The Queen would be breaking her oath of coronation if she signed gay marriage in to law, according to a former leading Bishop.
Bishop Michael Nazir-Ali said the Queen had a duty to "uphold the laws of God" and that this was at odds with allowing gay couples to wed.
The former Bishop of Rochester made the comments during a service outside Buckingham Palace on Sunday, ahead of a key vote on gay marriage in the House of Lords this week.
He later told the Daily Mail: "The idea of a constitutional monarchy comes from the Bible. Christians are told in the Bible to obey their rulers, unless the ruler tells us to do something God forbids. Happily in this country we have a monarchy that has taken an oath of upholding God’s laws, and the present Queen has for years been faithful to that. We are praying that she continues to be faithful.
"That puts the onus on the prime minister not to put the Queen into a position where she may have to go against the sovereign promises she has made. We hope that she is not put in that position."
Nazir-Ali caused controversy in 2009 when he said while gay people were welcome to attend church they should "repent and be changed."
During her oath in 1953 the Queen pledged to "maintain the Laws of God". On Tuesday, she will attend a service at Westminster Abbey to mark 60 years since the coronation. On the same day peers will vote on whether to allow David Cameron's gay marriage Bill to continue its passage through parliament.
According to the Daily Telegraph, senior Church of England officials have advised Bishops in the Lords to stay away from the vote. It has been reported the Church fears the sight of unelected religious leaders voting against a same-sex marriage Bill that was overwhelmingly passed by the Commons could re-open the debate over whether it is right Bishops get to sit in parliament.
Peers from all parties are set to unite in a bid to derail the gay marriage, with Cameron under pressure from Tory activists to abandon the reform.
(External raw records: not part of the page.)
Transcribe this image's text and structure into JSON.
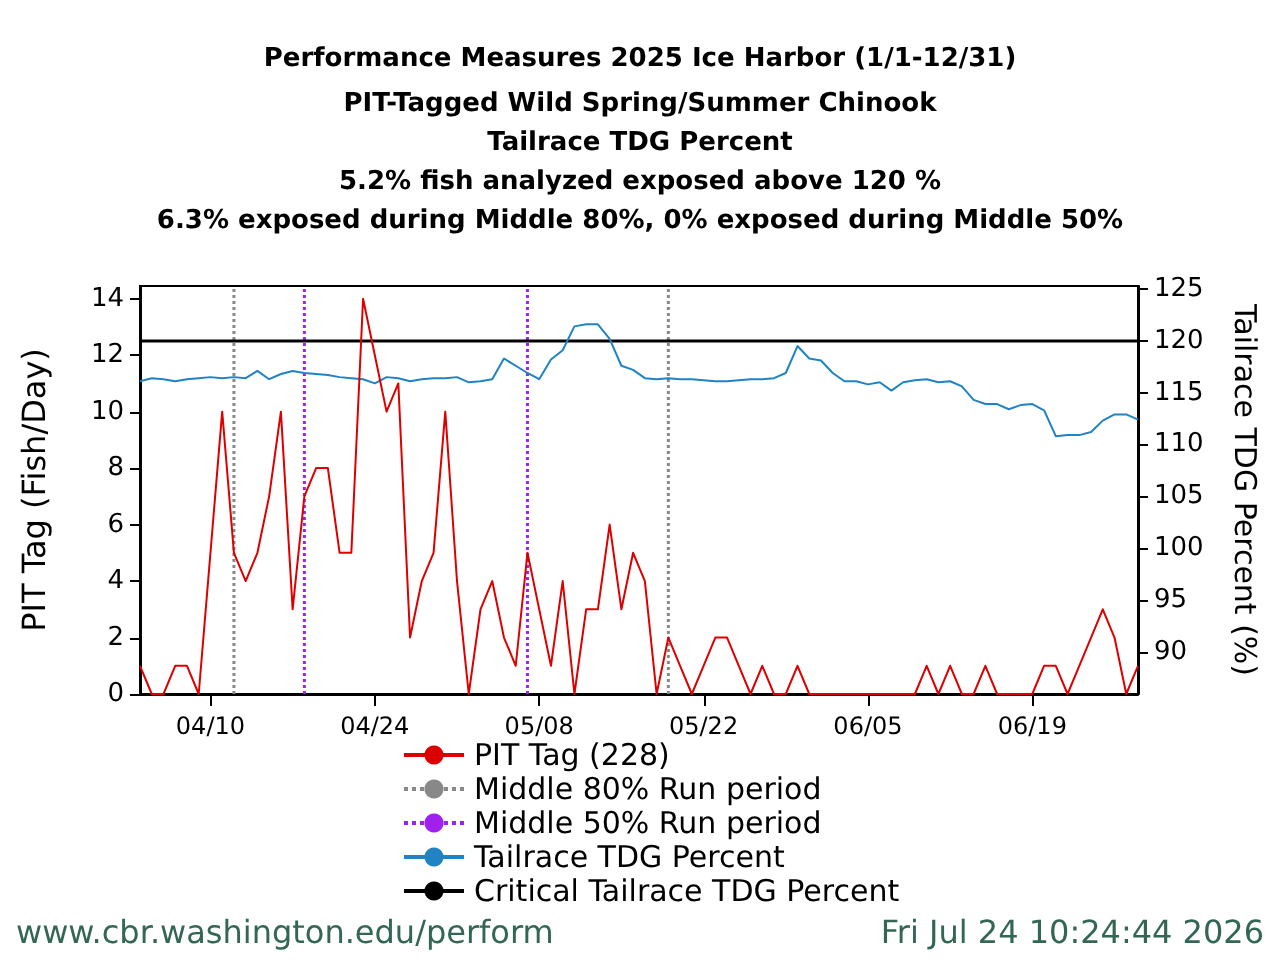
{
  "chart_data": {
    "type": "line",
    "title": "Performance Measures 2025 Ice Harbor (1/1-12/31)",
    "subtitle": "PIT-Tagged Wild Spring/Summer Chinook\nTailrace TDG Percent\n5.2% fish analyzed exposed above 120 %\n6.3% exposed during Middle 80%, 0% exposed during Middle 50%",
    "ylabel": "PIT Tag (Fish/Day)",
    "y2label": "Tailrace TDG Percent (%)",
    "annotations": [
      "www.cbr.washington.edu/perform",
      "Fri Jul 24 10:24:44 2026"
    ],
    "x": [
      "2025-04-04",
      "2025-04-05",
      "2025-04-06",
      "2025-04-07",
      "2025-04-08",
      "2025-04-09",
      "2025-04-10",
      "2025-04-11",
      "2025-04-12",
      "2025-04-13",
      "2025-04-14",
      "2025-04-15",
      "2025-04-16",
      "2025-04-17",
      "2025-04-18",
      "2025-04-19",
      "2025-04-20",
      "2025-04-21",
      "2025-04-22",
      "2025-04-23",
      "2025-04-24",
      "2025-04-25",
      "2025-04-26",
      "2025-04-27",
      "2025-04-28",
      "2025-04-29",
      "2025-04-30",
      "2025-05-01",
      "2025-05-02",
      "2025-05-03",
      "2025-05-04",
      "2025-05-05",
      "2025-05-06",
      "2025-05-07",
      "2025-05-08",
      "2025-05-09",
      "2025-05-10",
      "2025-05-11",
      "2025-05-12",
      "2025-05-13",
      "2025-05-14",
      "2025-05-15",
      "2025-05-16",
      "2025-05-17",
      "2025-05-18",
      "2025-05-19",
      "2025-05-20",
      "2025-05-21",
      "2025-05-22",
      "2025-05-23",
      "2025-05-24",
      "2025-05-25",
      "2025-05-26",
      "2025-05-27",
      "2025-05-28",
      "2025-05-29",
      "2025-05-30",
      "2025-05-31",
      "2025-06-01",
      "2025-06-02",
      "2025-06-03",
      "2025-06-04",
      "2025-06-05",
      "2025-06-06",
      "2025-06-07",
      "2025-06-08",
      "2025-06-09",
      "2025-06-10",
      "2025-06-11",
      "2025-06-12",
      "2025-06-13",
      "2025-06-14",
      "2025-06-15",
      "2025-06-16",
      "2025-06-17",
      "2025-06-18",
      "2025-06-19",
      "2025-06-20",
      "2025-06-21",
      "2025-06-22",
      "2025-06-23",
      "2025-06-24",
      "2025-06-25",
      "2025-06-26",
      "2025-06-27",
      "2025-06-28"
    ],
    "series": [
      {
        "name": "PIT Tag (228)",
        "color": "#dd0000",
        "values": [
          1,
          0,
          0,
          1,
          1,
          0,
          5,
          10,
          5,
          4,
          5,
          7,
          10,
          3,
          7,
          8,
          8,
          5,
          5,
          14,
          12,
          10,
          11,
          2,
          4,
          5,
          10,
          4,
          0,
          3,
          4,
          2,
          1,
          5,
          3,
          1,
          4,
          0,
          3,
          3,
          6,
          3,
          5,
          4,
          0,
          2,
          1,
          0,
          1,
          2,
          2,
          1,
          0,
          1,
          0,
          0,
          1,
          0,
          0,
          0,
          0,
          0,
          0,
          0,
          0,
          0,
          0,
          1,
          0,
          1,
          0,
          0,
          1,
          0,
          0,
          0,
          0,
          1,
          1,
          0,
          1,
          2,
          3,
          2,
          0,
          1
        ]
      },
      {
        "name": "Tailrace TDG Percent",
        "color": "#1f83c4",
        "axis": "y2",
        "values": [
          116.1,
          116.4,
          116.3,
          116.1,
          116.3,
          116.4,
          116.5,
          116.4,
          116.5,
          116.4,
          117.1,
          116.3,
          116.8,
          117.1,
          116.9,
          116.8,
          116.7,
          116.5,
          116.4,
          116.3,
          115.9,
          116.5,
          116.4,
          116.1,
          116.3,
          116.4,
          116.4,
          116.5,
          116.0,
          116.1,
          116.3,
          118.3,
          117.6,
          116.9,
          116.3,
          118.2,
          119.1,
          121.4,
          121.6,
          121.6,
          120.2,
          117.6,
          117.2,
          116.4,
          116.3,
          116.4,
          116.3,
          116.3,
          116.2,
          116.1,
          116.1,
          116.2,
          116.3,
          116.3,
          116.4,
          116.9,
          119.5,
          118.3,
          118.1,
          116.9,
          116.1,
          116.1,
          115.8,
          116.0,
          115.2,
          116.0,
          116.2,
          116.3,
          116.0,
          116.1,
          115.6,
          114.3,
          113.9,
          113.9,
          113.4,
          113.8,
          113.9,
          113.3,
          110.8,
          110.9,
          110.9,
          111.2,
          112.3,
          112.9,
          112.9,
          112.4
        ]
      }
    ],
    "ref_lines": [
      {
        "axis": "x",
        "value": "2025-04-12",
        "label": "Middle 80% Run period",
        "color": "#888888",
        "line_style": "dotted"
      },
      {
        "axis": "x",
        "value": "2025-04-18",
        "label": "Middle 50% Run period",
        "color": "#a020f0",
        "line_style": "dotted"
      },
      {
        "axis": "x",
        "value": "2025-05-07",
        "color": "#a020f0",
        "line_style": "dotted"
      },
      {
        "axis": "x",
        "value": "2025-05-19",
        "color": "#888888",
        "line_style": "dotted"
      },
      {
        "axis": "y2",
        "value": 120,
        "label": "Critical Tailrace TDG Percent",
        "color": "#000000",
        "line_style": "solid"
      }
    ],
    "xlim": [
      "2025-04-04",
      "2025-06-28"
    ],
    "xticks": [
      {
        "value": "2025-04-10",
        "label": "04/10"
      },
      {
        "value": "2025-04-24",
        "label": "04/24"
      },
      {
        "value": "2025-05-08",
        "label": "05/08"
      },
      {
        "value": "2025-05-22",
        "label": "05/22"
      },
      {
        "value": "2025-06-05",
        "label": "06/05"
      },
      {
        "value": "2025-06-19",
        "label": "06/19"
      }
    ],
    "ylim": [
      0,
      14.45
    ],
    "yticks": [
      0,
      2,
      4,
      6,
      8,
      10,
      12,
      14
    ],
    "y2lim": [
      85.9,
      125.3
    ],
    "y2ticks": [
      90,
      95,
      100,
      105,
      110,
      115,
      120,
      125
    ],
    "grid": false,
    "legend": "bottom",
    "marker": "none",
    "line_style": "solid"
  }
}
But he was bolstered by the support of several senior Conservative figures who called on colleagues not to "hinder a measure whose time has come". Six former ministers - including five veterans of Margaret Thatcher's cabinets - argued in a letter to The Times that the allowing same-sex marriage would strengthen the institution.
Some 86 members of the upper house have asked to speak in the second reading debate on the Marriage (Same Sex Couples) Bill, forcing the Government to delay a vote to avoid a potential defeat.
It was postponed to later tomorrow amid fears opponents were more likely to stay on into the early hours in the hope of killing off the Bill.
Cameron has personally championed same-sex marriage in the face of vehement opposition from many in his own party and church leaders.
More Conservative MPs voted against it than for in the Commons, but Labour and Liberal Democrat support meant it was eventually passed by a majority of 205 in a free vote following a highly-charged debate.
Supporters of marriage equality will rally outside the House of Lords from 6pm tonight, as peers debate the Bill.
Gay rights campaigner Peter Tatchell said: "The religious and political opponents of same-sex marriage are an increasingly small and shrill minority who are out of touch with the tolerant, liberal-minded majority. Their stand against marriage equality fuels homophobia and gives comfort to bigots everywhere."